Why to create Datamart

    The following are the reasons to create datamart:

  • To partition data in order to impose access control strategies.

  • To speed up the queries by reducing the volume of data to be scanned.

  • To segment data into different hardware platforms.

  • To structure data in a form suitable for a user access tool.

Note: Donot data mart for any other reason since the operation cost of data marting could be very high. Before data marting, make sure that data marting strategy is appropriate for your particular solution.

Steps to determine that data mart appears to fit the bill

Following steps need to be followed to make cost effective data marting:

  • Identify the Functional Splits

  • Identify User Access Tool Requirements

  • Identify Access Control Issues

Identify the Functional Splits

In this step we determine that whether the natural functional split is there in the organization. We look for departmental splits, and we determine whether the way in which department use information tends to be in isolation from the rest of the organization. Let's have an example...

suppose in a retail organization where the each merchant is accountable for maximizing the sales of a group of products. For this the information that is valuable is :

  • sales transaction on daily basis

  • sales forecast on weekly basis

  • stock position on daily basis

  • stock movements on daily basis

As the merchant is not interested in the products they are not dealing with, so the data marting is subset of the data dealing which the product group of interest. Following diagram shows data marting for different users.

Issues in determining the functional split:

  • The structure of the department may change.

  • The products might switch from one department to other.

  • The merchant could query the sales trend of other products to analyse what is happening to the sales.

These are issues that need to be taken into account while determining the functional split.

Note: we need to determine the business benefits and technical feasibility of using data mart.

Identify User Access Tool Requirements

For the user access tools that require the internal data structures we need data mart to support such tools. The data in such structures are outside the control of data warehouse but need to be populated and updated on regular basis.

There are some tools that populated directly from the source system but some can not. Therefore additional requirements outside the scope of the tool are needed to be identified for future.
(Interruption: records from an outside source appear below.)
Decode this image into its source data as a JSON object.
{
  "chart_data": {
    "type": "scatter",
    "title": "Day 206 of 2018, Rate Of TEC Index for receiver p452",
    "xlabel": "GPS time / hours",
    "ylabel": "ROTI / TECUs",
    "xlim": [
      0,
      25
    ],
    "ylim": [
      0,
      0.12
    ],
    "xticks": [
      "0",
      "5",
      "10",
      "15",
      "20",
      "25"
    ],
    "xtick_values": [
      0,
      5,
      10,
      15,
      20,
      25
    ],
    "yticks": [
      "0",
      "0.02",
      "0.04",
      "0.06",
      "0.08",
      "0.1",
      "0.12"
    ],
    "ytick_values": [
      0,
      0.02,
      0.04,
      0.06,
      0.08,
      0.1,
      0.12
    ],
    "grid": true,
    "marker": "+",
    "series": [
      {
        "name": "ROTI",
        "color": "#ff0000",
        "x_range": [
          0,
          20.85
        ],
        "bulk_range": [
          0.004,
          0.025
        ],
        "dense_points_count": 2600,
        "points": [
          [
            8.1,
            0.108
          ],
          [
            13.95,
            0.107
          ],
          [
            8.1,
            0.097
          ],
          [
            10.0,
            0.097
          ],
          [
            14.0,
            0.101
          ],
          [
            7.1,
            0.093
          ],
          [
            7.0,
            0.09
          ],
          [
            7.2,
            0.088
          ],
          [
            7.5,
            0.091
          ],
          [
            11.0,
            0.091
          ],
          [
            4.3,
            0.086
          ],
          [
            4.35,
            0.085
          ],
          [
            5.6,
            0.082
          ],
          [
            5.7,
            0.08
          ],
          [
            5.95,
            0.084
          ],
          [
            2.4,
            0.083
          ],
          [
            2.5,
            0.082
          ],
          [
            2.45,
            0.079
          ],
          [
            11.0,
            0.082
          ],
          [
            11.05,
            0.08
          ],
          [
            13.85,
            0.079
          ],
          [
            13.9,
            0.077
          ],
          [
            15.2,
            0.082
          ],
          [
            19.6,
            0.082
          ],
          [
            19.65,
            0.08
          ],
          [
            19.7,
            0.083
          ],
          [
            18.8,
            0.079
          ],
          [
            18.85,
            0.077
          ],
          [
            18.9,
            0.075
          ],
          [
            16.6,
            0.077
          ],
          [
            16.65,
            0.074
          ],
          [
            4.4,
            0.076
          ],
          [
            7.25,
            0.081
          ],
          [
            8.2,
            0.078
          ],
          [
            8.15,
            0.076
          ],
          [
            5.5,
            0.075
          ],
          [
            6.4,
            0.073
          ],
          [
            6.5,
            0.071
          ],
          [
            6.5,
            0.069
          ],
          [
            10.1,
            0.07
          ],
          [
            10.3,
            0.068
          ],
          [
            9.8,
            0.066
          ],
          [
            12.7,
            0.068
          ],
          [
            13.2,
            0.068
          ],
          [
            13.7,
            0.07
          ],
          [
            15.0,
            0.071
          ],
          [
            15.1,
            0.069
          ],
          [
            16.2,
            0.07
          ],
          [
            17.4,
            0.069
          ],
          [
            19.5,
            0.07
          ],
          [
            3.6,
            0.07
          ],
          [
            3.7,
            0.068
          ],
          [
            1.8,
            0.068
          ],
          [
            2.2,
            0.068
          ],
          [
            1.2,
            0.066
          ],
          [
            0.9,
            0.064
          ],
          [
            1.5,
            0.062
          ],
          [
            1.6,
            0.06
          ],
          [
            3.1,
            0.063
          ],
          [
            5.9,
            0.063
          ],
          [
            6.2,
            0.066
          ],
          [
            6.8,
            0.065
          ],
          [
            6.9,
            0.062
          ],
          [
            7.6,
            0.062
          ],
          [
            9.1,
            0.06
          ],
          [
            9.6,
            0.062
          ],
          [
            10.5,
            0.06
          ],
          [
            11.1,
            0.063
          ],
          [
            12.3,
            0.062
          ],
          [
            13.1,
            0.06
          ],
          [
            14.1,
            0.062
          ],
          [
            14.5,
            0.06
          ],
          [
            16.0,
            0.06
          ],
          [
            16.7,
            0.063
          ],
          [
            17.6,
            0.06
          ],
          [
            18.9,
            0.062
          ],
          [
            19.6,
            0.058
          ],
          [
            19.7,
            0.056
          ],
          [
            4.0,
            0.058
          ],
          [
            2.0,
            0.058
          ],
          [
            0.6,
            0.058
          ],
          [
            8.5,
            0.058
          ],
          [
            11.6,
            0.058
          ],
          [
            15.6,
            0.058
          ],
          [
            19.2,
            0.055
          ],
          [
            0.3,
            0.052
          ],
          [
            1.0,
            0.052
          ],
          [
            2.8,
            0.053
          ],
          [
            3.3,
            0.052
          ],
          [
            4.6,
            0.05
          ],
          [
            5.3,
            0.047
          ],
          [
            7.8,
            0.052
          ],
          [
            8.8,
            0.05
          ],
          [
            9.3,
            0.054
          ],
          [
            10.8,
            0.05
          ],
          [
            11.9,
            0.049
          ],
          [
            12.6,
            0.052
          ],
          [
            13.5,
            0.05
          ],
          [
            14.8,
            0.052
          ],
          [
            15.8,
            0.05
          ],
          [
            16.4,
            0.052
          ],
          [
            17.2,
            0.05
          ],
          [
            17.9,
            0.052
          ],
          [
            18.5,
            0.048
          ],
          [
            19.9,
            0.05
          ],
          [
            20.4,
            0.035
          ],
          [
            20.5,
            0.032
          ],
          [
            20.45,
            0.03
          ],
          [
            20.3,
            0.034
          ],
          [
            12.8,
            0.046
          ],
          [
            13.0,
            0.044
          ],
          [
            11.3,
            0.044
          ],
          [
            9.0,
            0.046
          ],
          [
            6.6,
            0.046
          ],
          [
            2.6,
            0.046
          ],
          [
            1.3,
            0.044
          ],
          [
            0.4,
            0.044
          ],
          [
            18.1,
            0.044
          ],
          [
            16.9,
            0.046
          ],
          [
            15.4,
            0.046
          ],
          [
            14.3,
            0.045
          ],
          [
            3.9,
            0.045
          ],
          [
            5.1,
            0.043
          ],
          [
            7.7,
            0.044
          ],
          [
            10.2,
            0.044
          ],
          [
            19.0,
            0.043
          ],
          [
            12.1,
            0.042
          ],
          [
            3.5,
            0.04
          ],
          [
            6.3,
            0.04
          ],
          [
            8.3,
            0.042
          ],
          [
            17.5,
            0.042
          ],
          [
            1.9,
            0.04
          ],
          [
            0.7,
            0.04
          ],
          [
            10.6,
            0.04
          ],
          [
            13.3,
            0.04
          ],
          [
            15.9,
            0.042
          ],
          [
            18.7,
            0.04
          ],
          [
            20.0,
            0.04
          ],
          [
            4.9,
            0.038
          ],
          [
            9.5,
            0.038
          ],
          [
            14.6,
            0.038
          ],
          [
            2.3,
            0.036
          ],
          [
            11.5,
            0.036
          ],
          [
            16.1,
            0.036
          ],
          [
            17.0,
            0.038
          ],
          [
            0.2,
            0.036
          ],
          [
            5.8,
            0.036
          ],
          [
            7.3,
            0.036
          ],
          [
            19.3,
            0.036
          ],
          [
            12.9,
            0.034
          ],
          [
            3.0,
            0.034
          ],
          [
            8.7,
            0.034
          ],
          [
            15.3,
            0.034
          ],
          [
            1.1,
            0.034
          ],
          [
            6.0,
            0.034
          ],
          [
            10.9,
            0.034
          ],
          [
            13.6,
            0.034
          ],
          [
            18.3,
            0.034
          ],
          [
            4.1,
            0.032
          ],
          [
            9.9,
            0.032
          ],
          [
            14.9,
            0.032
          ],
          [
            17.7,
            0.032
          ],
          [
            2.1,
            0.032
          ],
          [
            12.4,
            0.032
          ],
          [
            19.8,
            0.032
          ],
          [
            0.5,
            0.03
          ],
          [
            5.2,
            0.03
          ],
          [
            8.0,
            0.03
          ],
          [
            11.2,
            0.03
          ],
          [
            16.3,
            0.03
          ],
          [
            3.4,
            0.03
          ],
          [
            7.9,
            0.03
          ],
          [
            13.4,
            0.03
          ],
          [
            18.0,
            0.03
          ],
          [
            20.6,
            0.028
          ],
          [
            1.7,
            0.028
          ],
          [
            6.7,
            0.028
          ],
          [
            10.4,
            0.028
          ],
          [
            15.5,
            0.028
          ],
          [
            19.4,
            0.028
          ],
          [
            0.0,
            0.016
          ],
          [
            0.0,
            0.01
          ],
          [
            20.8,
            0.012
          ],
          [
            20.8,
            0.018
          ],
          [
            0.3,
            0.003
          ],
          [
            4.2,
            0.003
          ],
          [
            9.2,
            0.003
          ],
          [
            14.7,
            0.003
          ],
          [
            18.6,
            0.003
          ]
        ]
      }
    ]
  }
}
Note: In order to ensure consistency of data across all access tools the data should not be directly populated from the data warehouse rather each tool must have its own data mart.

Identify Access Control Issues

There need to be privacy rules to ensure the data is accessed by the authorised users only. For example in data warehouse for retail baking institution ensure that all the accounts belong to the same legal entity. Privacy laws can force you to totally prevent access to information that is not owned by the specific bank.

Data mart allow us to build complete wall by physically separating data segments within the data warehouse. To avoid possible privacy problems the detailed data can be removed from the data warehouse.We can create data mart for each legal entity and load it via data warehouse, with detailed account data.

Designing Data Marts

The data marts should be designed as smaller version of starflake schema with in the data warehouse and should match to the database design of the data warehouse. This helps in maintaining control on database instances.

Designing Data Mart

The summaries are data marted in the same way as they would have been designed within the data warehouse. Summary tables helps to utilize all dimension data in the starflake schema.

Cost Of Data Marting

The following are the cost measures for Data marting:

  • Hardware and Software Cost

  • Network Access

  • Time Window Constraints

Hardware and Software Cost

Although the data marts are created on the same hardware even then they require some additional hardware and software.To handle the user queries there is need of additional processing power and disk storage. If the detailed data and the data mart exist within the data warehouse then we would face additional cost to store and manage replicated data.

Note: The data marting is more expensive than aggregations therefore it should be used as an additional strategy not as an alternative strategy.

Network Access

The data mart could be on different locations from the data warehouse so we should ensure that the LAN or WAN has the capacity to handle the data volumes being transferred within the data mart load process.

Time Window Constraints

The extent to which the data mart loading process will eat into the available time window will depend on the complexity of the transformations and the data volumes being shipped. Feasiblity of number of data mart depend on.

  • Network Capacity.

  • Time Window Available

  • Volume of data being transferred

  • Mechanisms being used to insert data into data mart